Rebecca, a Jewish woman who is a survivor of domestic abuse, moved the estimated 300 people who attended the recent Goodman Jewish Family Service of Broward County Kolot Chai Tea to tears by sharing her testimony.
Because of concern over Rebecca's (not her actual name) safety over the abuse suffered by her husband, the specific details over her ordeal could not be published.
"I came out to share my testimony so that other women could know and feel safe. I want to encourage all women who are survivors to come to Jewish Family Services for help," said Rebecca at the fund raising event that took place at the Renaissance Hotel in Plantation.
The deep emotions that Rebecca resounded with leaders and staff of Jewish Family Service who wish to spread the word that domestic abuse in the Jewish community is a fact and not a myth.
Statistics obtained by organizations such as Jewish Women's International and Jewish Coalition Against Domestic Abuse indicate that domestic abuse within the Jewish community occurs at the same rate as the general population in the United States.
Moreover, the studies indicate that abuse occurs in every religious stream of Judaism, including those unaffiliated and equally in all economic categories.
"GJFS Kolot has been a coalition of voices speaking out to end domestic abuse in the Jewish community since 1999," said Randee Lefkow, chairperson of the GJFS Kolot at the event.
"We are dedicated to educating and engaging youth, women, men, clergy and survivors to take a stand against domestic abuse."

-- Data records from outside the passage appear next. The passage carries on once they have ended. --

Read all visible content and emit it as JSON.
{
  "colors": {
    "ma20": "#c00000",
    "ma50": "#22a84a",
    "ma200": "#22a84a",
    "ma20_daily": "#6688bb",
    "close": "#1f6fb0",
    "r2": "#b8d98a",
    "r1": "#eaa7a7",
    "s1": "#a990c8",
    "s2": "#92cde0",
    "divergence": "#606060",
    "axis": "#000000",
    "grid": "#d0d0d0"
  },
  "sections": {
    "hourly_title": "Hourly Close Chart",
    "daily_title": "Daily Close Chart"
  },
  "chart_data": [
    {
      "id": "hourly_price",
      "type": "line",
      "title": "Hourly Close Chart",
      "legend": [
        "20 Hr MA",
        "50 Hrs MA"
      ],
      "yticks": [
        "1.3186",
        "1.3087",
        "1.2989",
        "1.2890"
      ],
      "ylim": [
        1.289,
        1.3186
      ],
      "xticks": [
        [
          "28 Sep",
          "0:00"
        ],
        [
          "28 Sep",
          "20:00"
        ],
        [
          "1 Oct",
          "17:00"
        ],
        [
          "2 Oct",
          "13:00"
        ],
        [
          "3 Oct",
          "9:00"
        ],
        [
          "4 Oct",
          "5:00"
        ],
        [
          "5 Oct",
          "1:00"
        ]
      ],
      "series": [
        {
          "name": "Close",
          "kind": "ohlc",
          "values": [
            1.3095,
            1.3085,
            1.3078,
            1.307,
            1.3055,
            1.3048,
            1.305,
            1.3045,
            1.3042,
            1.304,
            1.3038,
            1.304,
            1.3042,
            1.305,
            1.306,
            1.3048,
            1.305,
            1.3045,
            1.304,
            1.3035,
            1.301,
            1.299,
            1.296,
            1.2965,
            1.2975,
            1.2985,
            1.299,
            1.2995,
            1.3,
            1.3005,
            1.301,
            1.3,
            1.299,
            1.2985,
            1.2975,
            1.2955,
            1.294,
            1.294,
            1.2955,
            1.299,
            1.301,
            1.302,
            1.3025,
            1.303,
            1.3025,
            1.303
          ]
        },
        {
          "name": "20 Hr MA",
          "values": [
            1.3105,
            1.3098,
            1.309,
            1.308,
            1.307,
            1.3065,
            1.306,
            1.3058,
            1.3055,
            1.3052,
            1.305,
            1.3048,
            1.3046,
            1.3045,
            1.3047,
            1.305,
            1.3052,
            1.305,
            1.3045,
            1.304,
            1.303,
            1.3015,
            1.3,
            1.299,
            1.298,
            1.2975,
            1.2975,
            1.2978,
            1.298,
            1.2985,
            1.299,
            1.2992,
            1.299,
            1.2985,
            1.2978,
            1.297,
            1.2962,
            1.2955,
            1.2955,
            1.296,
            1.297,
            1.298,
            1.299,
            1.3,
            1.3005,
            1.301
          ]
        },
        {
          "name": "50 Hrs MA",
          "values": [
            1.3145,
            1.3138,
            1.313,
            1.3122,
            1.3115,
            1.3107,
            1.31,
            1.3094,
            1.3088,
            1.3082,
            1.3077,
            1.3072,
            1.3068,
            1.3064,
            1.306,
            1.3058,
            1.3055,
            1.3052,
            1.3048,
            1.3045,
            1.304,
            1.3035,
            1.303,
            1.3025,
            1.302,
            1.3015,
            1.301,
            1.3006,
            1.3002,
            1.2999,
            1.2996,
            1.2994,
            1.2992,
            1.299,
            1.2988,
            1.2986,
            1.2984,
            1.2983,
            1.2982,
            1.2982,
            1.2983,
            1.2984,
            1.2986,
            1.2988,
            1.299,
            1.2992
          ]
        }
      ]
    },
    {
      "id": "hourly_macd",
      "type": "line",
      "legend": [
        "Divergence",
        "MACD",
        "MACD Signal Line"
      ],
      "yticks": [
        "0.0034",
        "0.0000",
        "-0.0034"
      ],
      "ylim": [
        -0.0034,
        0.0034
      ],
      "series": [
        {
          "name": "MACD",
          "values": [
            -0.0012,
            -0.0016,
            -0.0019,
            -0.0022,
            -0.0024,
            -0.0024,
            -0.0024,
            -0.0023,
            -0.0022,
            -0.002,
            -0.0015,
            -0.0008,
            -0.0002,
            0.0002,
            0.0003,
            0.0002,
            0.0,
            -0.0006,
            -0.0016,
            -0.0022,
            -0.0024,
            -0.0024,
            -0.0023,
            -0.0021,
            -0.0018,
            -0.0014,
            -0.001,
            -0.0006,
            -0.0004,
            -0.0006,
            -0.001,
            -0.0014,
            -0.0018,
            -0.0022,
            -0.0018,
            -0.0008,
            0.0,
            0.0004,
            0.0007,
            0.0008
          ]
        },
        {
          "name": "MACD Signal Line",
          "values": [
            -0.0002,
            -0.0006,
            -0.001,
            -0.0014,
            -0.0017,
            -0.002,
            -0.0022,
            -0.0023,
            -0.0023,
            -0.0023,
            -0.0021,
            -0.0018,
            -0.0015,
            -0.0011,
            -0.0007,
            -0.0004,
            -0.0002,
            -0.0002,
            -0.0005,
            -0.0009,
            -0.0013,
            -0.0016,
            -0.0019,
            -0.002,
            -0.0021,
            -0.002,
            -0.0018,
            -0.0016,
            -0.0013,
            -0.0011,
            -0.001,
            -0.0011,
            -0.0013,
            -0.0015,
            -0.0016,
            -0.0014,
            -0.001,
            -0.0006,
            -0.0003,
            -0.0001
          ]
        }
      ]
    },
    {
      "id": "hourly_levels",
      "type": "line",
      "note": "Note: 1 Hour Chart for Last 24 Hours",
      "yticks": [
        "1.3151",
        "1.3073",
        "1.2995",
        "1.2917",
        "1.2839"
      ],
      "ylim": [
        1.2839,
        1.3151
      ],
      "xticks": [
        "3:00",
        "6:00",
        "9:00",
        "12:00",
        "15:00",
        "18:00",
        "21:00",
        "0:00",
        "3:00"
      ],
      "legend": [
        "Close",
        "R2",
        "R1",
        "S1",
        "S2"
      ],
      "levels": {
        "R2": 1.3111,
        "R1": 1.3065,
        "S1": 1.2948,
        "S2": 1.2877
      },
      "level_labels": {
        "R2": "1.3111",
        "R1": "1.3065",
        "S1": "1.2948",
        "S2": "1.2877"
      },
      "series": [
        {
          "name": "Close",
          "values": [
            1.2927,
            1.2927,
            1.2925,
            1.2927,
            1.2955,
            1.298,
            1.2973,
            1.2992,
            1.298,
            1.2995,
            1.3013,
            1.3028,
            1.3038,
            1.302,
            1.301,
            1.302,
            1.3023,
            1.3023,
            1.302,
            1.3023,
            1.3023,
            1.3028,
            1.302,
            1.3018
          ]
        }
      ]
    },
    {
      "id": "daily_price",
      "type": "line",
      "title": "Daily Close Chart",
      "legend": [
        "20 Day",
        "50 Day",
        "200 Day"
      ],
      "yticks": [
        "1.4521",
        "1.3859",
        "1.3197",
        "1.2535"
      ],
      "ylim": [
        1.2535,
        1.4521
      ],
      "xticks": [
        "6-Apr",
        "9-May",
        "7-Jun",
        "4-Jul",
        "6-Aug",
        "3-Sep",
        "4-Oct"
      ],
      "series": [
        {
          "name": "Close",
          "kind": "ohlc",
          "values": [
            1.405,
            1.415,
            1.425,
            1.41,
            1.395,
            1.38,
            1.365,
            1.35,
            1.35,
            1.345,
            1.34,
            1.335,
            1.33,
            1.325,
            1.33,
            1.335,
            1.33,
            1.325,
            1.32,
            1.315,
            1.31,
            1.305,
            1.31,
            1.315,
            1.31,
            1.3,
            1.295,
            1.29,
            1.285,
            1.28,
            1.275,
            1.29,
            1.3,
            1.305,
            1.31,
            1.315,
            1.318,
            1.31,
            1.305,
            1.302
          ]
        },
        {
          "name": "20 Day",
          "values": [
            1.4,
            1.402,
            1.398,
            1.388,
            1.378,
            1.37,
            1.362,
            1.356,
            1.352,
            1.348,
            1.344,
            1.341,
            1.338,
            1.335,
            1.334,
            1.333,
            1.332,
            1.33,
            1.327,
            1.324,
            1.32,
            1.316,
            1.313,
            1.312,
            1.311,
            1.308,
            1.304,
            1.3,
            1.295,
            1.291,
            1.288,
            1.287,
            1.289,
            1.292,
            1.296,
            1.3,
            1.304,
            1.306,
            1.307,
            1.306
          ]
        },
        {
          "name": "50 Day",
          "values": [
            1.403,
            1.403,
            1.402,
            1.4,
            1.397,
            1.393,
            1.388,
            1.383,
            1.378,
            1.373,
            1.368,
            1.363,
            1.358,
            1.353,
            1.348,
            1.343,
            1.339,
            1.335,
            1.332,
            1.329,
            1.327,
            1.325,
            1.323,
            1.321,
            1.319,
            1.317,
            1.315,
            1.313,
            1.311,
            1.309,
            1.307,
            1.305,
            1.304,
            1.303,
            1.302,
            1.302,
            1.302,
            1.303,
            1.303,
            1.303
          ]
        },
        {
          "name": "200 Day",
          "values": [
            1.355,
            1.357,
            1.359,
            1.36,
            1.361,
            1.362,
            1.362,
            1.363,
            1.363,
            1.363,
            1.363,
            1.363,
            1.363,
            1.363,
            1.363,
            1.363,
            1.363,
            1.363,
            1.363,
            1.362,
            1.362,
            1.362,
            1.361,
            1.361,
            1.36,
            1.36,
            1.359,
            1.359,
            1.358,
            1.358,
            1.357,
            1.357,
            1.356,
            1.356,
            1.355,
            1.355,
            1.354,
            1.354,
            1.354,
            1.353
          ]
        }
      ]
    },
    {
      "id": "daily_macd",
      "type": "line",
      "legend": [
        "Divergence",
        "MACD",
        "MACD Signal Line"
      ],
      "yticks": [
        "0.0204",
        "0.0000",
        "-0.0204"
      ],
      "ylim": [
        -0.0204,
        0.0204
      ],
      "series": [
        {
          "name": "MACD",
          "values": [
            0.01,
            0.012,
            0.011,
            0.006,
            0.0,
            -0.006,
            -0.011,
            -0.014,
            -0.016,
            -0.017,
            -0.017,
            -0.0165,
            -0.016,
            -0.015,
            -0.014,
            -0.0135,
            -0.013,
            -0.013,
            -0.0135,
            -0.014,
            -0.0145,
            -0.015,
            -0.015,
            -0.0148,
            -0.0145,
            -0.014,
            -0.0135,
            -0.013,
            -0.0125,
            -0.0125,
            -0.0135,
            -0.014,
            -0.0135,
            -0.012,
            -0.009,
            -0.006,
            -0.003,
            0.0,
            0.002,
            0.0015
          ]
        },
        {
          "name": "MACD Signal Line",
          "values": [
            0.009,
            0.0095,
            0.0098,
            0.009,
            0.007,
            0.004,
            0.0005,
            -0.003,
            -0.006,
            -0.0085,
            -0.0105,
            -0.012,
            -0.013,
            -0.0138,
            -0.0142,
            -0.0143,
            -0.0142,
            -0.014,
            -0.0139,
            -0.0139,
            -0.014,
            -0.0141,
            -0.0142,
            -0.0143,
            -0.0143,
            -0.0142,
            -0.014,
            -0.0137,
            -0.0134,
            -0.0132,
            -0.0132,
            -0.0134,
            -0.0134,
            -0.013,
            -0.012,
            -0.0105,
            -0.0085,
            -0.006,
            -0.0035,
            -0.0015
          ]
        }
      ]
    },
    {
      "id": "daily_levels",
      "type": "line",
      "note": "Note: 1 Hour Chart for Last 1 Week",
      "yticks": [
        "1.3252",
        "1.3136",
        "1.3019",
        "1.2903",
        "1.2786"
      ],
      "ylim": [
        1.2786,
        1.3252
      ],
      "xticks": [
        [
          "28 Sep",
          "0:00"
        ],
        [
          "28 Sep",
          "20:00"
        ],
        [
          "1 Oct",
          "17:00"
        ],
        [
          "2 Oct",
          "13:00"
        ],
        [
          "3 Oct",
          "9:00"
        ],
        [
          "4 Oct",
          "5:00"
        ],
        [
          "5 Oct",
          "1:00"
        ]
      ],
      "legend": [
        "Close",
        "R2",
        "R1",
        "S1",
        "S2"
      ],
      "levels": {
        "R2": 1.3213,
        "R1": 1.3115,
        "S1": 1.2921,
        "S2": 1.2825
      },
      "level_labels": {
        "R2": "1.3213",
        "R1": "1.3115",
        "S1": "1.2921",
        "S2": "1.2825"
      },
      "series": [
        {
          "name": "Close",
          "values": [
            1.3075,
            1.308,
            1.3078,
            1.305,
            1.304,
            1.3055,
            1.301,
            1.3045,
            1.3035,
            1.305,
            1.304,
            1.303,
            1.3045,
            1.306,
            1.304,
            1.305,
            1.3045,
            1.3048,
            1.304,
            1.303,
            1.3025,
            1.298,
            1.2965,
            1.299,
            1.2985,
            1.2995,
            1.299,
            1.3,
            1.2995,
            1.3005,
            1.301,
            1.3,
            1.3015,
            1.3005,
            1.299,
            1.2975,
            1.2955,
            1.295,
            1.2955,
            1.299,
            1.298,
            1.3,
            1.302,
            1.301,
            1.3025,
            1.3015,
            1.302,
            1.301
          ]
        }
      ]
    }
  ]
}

"The human tragedy caused by abusers have been all over the headlines this year and people like you are ripping the veil off this malady and bringing it out to public view," said Jacob Schreiber, Chief Executive Officer of GJFS.
Lefkow and Schreiber both continued to emphasize the need for greater recognition of domestic abuse as well as the need to provide protection and assistance to victims, whom GJFS prefers to be called survivors.
Brochures distributed by GJFS and other agencies on domestic abuse indicate what the category means. JCADA refers to domestic abuse as involving acts of emotions (constant criticism, humiliating remarks), physical abuse, economic abuse (withholding credit cards, money, or keeping a partner from work), sexual abuse, threats and intimidation among other behaviors.
Thalia Rydz, who heads the domestic abuse program at GJFS, indicate that domestic abuse survivors come to GJFS through a variety of channels, such as a GJFS 24 hour support line, rabbis and synagogues, Jewish teen organizations, schools among other sources.
"We place 'Don't Suffer In Silence' plaques in the bathrooms at synagogues/temples, Jewish community centers and other Jewish organizations buildings," said Rydz.
GJFS alerts other Jewish organizations about their services and survivors also hear about the program through word of mouth from other survivors, family and friends, among other sources.
Survivors of domestic abuse many also include children in the family.
"Witnessing domestic abuse does constitute as child abuse. In addition, many times children are directly victimized by the abuser," said Rydz.
GJFS currently serves 42 survivors of domestic violence in Broward County with service impacting 120 children of survivors.
"Through individual counseling, case management and support groups, we educate and empower our clients to make their own choices, given their unique circumstances. We guide them based on their wants and needs. It is extremely important that we allow our clients to use their own voices in making their own decisions, because often, abusive relationships deny them of that privilege," added Rydz.
There were over 100 donors who offered items for sale at the silent auction of the Kolot Chai Tea event.